The following is an excerpt from the book, In Russian and French Prisons, by Peter Kropotkin, published in 1887, by Ward and Downey. If nothing else, it shows how little is new in Russia’s current crisis.
“... what shall we say of the penal institutions of Russia? The incredible duration of preliminary detention; the disgusting circumstances of prison life; the congregation of hundreds of prisoners into small and dirty chambers; the flagrant immorality of a corps of jailers who are practically omnipotent, whose whole function is to terrorize and oppress, and who rob their charges of the few coppers doled out to them by the State; the want of labor and the total absence of all that contributes to the moral welfare of man; the cynical contempt for human dignity, and the physical degradation of prisoners—these are the elements of prison life in Russia.
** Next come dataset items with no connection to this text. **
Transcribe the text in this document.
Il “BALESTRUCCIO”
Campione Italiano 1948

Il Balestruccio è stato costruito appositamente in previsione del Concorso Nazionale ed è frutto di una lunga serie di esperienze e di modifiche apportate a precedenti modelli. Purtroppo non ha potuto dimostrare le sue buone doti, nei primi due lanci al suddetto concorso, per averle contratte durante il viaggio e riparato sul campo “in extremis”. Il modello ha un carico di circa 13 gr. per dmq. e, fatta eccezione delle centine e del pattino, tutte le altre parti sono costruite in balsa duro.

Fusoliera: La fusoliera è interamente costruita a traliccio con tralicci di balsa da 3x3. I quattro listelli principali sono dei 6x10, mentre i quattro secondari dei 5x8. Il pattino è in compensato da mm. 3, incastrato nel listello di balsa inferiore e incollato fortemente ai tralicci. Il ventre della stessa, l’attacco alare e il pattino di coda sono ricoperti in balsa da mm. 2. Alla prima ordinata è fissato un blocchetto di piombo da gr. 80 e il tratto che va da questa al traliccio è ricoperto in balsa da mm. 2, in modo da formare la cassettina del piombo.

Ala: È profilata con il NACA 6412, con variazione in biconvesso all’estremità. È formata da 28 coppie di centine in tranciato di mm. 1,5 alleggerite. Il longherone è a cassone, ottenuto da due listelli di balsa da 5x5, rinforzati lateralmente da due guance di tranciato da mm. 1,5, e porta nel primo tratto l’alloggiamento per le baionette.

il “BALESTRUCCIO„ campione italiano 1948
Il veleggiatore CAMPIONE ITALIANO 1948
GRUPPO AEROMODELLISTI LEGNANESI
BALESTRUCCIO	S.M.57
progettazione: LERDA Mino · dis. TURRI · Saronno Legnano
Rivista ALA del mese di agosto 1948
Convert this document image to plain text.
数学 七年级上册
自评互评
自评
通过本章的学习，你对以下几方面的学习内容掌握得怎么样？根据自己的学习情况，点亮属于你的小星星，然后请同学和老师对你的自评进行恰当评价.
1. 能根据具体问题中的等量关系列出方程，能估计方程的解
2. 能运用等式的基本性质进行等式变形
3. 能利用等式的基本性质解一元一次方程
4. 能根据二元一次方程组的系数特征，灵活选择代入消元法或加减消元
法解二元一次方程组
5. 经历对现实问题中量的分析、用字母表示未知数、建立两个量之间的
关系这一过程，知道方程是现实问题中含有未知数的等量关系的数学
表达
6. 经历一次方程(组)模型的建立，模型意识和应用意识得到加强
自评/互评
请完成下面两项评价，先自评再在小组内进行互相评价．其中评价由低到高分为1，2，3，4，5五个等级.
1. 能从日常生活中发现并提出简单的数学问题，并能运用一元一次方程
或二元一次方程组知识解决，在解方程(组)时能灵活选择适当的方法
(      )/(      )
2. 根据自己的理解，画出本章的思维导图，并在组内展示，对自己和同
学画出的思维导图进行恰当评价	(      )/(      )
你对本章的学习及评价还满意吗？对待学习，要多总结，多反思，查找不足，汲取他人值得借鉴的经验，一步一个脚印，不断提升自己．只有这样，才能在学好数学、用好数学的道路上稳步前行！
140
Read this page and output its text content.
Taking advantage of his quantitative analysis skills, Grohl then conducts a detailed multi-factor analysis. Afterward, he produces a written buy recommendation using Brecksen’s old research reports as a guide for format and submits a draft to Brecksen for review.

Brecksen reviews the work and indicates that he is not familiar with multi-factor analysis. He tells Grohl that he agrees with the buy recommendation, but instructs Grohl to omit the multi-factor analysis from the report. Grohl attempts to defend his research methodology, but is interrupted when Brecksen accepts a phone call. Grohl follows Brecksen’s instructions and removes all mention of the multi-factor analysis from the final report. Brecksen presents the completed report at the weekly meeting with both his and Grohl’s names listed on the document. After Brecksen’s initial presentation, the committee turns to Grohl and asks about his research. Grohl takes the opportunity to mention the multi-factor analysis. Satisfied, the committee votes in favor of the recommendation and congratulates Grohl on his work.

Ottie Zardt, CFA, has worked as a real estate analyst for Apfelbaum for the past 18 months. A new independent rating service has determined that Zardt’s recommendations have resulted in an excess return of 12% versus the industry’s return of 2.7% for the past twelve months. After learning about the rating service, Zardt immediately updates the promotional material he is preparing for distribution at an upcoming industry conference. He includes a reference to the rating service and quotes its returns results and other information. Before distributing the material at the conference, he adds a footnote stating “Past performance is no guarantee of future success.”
“.... In 1861, the governors of our provinces were ordered to institute a general inquiry into the state of prisons. The inquiry was fairly made, and its results determined what was generally known: namely, that the prisons in Russia and Siberia were in the worst state imaginable. The number of prisoners in each was very often twice and thrice in excess of the maximum allowed by law. The buildings were so old and dilapidated, and in such a shocking state of filth, as to be for the most part not only uninhabitable, but beyond the scope of any theory of reform that stopped short of reconstruction.
“.... the Central Prisons are so many practical hells: the horrors of hard-labor in Siberia have paled before them, and all those who have experience of them are unanimous in declaring that the day a prisoner starts for Siberia is the happiest of his life.”